The arbitrage profits are losses to the balance sheet of the Central Bank (BDL) whose interventions on Sayrafa are depleting its reserves and weakening its balance sheet while only leading to short-lived appreciations of the lira. According to the report, the survival of Sayrafa hinges on BDL’s ability to supply dollars which most likely originate from its own reserves. This is because businesses and individuals trading on the platform have no economic incentives to sell dollars at the Sayrafa rate since they can sell them at a more favorable exchange rate in the parallel market.

“BDL, facing hard currency supply constraints, has mostly relied on dwindling gross foreign exchange reserves to supply dollars through the platform to temporarily prop up the currency. More recently, BDL has taken to using printed local currency to buy US dollars on the parallel market before interventions on the Sayrafa platform, sharpening exchange rate volatility. Whether at the expense of burning through remaining reserves, or further depreciating the currency, such monetary tools have proven ineffective and highly costly,” the World Bank said.

Substantial increases in trading volumes on Sayrafa have been occurring in tandem with precipitous decreases in BDL’s remaining gross usable reserves. Its gross reserves plunged by $4.82 billion from July 2021 to January 2023, which indicates that BDL used its reserves, at least in part, to provide liquidity on the platform, according to LEM.

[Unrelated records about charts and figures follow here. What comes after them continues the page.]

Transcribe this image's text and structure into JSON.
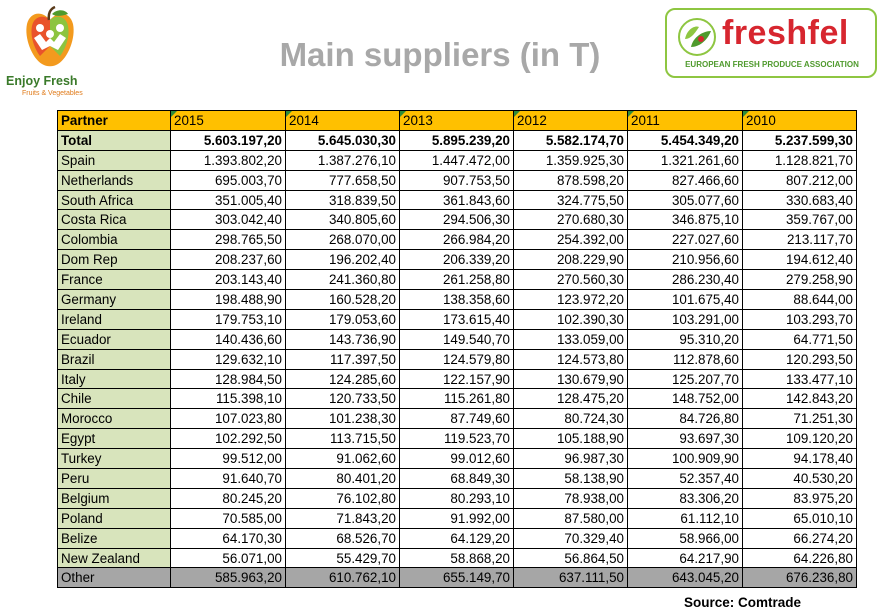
{
  "logos": {
    "enjoy_fresh": {
      "name": "Enjoy Fresh",
      "tagline": "Fruits & Vegetables"
    },
    "freshfel": {
      "name": "freshfel",
      "subtitle": "EUROPEAN FRESH PRODUCE ASSOCIATION"
    }
  },
  "title": "Main suppliers (in T)",
  "table": {
    "headers": [
      "Partner",
      "2015",
      "2014",
      "2013",
      "2012",
      "2011",
      "2010"
    ],
    "total": {
      "partner": "Total",
      "values": [
        "5.603.197,20",
        "5.645.030,30",
        "5.895.239,20",
        "5.582.174,70",
        "5.454.349,20",
        "5.237.599,30"
      ]
    },
    "rows": [
      {
        "partner": "Spain",
        "values": [
          "1.393.802,20",
          "1.387.276,10",
          "1.447.472,00",
          "1.359.925,30",
          "1.321.261,60",
          "1.128.821,70"
        ]
      },
      {
        "partner": "Netherlands",
        "values": [
          "695.003,70",
          "777.658,50",
          "907.753,50",
          "878.598,20",
          "827.466,60",
          "807.212,00"
        ]
      },
      {
        "partner": "South Africa",
        "values": [
          "351.005,40",
          "318.839,50",
          "361.843,60",
          "324.775,50",
          "305.077,60",
          "330.683,40"
        ]
      },
      {
        "partner": "Costa Rica",
        "values": [
          "303.042,40",
          "340.805,60",
          "294.506,30",
          "270.680,30",
          "346.875,10",
          "359.767,00"
        ]
      },
      {
        "partner": "Colombia",
        "values": [
          "298.765,50",
          "268.070,00",
          "266.984,20",
          "254.392,00",
          "227.027,60",
          "213.117,70"
        ]
      },
      {
        "partner": "Dom Rep",
        "values": [
          "208.237,60",
          "196.202,40",
          "206.339,20",
          "208.229,90",
          "210.956,60",
          "194.612,40"
        ]
      },
      {
        "partner": "France",
        "values": [
          "203.143,40",
          "241.360,80",
          "261.258,80",
          "270.560,30",
          "286.230,40",
          "279.258,90"
        ]
      },
      {
        "partner": "Germany",
        "values": [
          "198.488,90",
          "160.528,20",
          "138.358,60",
          "123.972,20",
          "101.675,40",
          "88.644,00"
        ]
      },
      {
        "partner": "Ireland",
        "values": [
          "179.753,10",
          "179.053,60",
          "173.615,40",
          "102.390,30",
          "103.291,00",
          "103.293,70"
        ]
      },
      {
        "partner": "Ecuador",
        "values": [
          "140.436,60",
          "143.736,90",
          "149.540,70",
          "133.059,00",
          "95.310,20",
          "64.771,50"
        ]
      },
      {
        "partner": "Brazil",
        "values": [
          "129.632,10",
          "117.397,50",
          "124.579,80",
          "124.573,80",
          "112.878,60",
          "120.293,50"
        ]
      },
      {
        "partner": "Italy",
        "values": [
          "128.984,50",
          "124.285,60",
          "122.157,90",
          "130.679,90",
          "125.207,70",
          "133.477,10"
        ]
      },
      {
        "partner": "Chile",
        "values": [
          "115.398,10",
          "120.733,50",
          "115.261,80",
          "128.475,20",
          "148.752,00",
          "142.843,20"
        ]
      },
      {
        "partner": "Morocco",
        "values": [
          "107.023,80",
          "101.238,30",
          "87.749,60",
          "80.724,30",
          "84.726,80",
          "71.251,30"
        ]
      },
      {
        "partner": "Egypt",
        "values": [
          "102.292,50",
          "113.715,50",
          "119.523,70",
          "105.188,90",
          "93.697,30",
          "109.120,20"
        ]
      },
      {
        "partner": "Turkey",
        "values": [
          "99.512,00",
          "91.062,60",
          "99.012,60",
          "96.987,30",
          "100.909,90",
          "94.178,40"
        ]
      },
      {
        "partner": "Peru",
        "values": [
          "91.640,70",
          "80.401,20",
          "68.849,30",
          "58.138,90",
          "52.357,40",
          "40.530,20"
        ]
      },
      {
        "partner": "Belgium",
        "values": [
          "80.245,20",
          "76.102,80",
          "80.293,10",
          "78.938,00",
          "83.306,20",
          "83.975,20"
        ]
      },
      {
        "partner": "Poland",
        "values": [
          "70.585,00",
          "71.843,20",
          "91.992,00",
          "87.580,00",
          "61.112,10",
          "65.010,10"
        ]
      },
      {
        "partner": "Belize",
        "values": [
          "64.170,30",
          "68.526,70",
          "64.129,20",
          "70.329,40",
          "58.966,00",
          "66.274,20"
        ]
      },
      {
        "partner": "New Zealand",
        "values": [
          "56.071,00",
          "55.429,70",
          "58.868,20",
          "56.864,50",
          "64.217,90",
          "64.226,80"
        ]
      }
    ],
    "other": {
      "partner": "Other",
      "values": [
        "585.963,20",
        "610.762,10",
        "655.149,70",
        "637.111,50",
        "643.045,20",
        "676.236,80"
      ]
    }
  },
  "source": "Source: Comtrade",
  "colors": {
    "header_bg": "#ffc000",
    "partner_bg": "#d8e4bc",
    "other_bg": "#a6a6a6",
    "title": "#a8a8a8",
    "freshfel_red": "#d7262f",
    "freshfel_green": "#4f9a2d"
  }
}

“Notwithstanding the sizeable volume of transactions on the platform, the goal of unifying exchange rates continues to be elusive due to the rationing and severe shortage in foreign exchange supply on the platform, and the lack of a credible macro-framework. In fact, the platform has added yet another exchange rate to a highly taxing multiple exchange rate system that continues to create distortions and rent-seeking opportunities,” the World Bank said.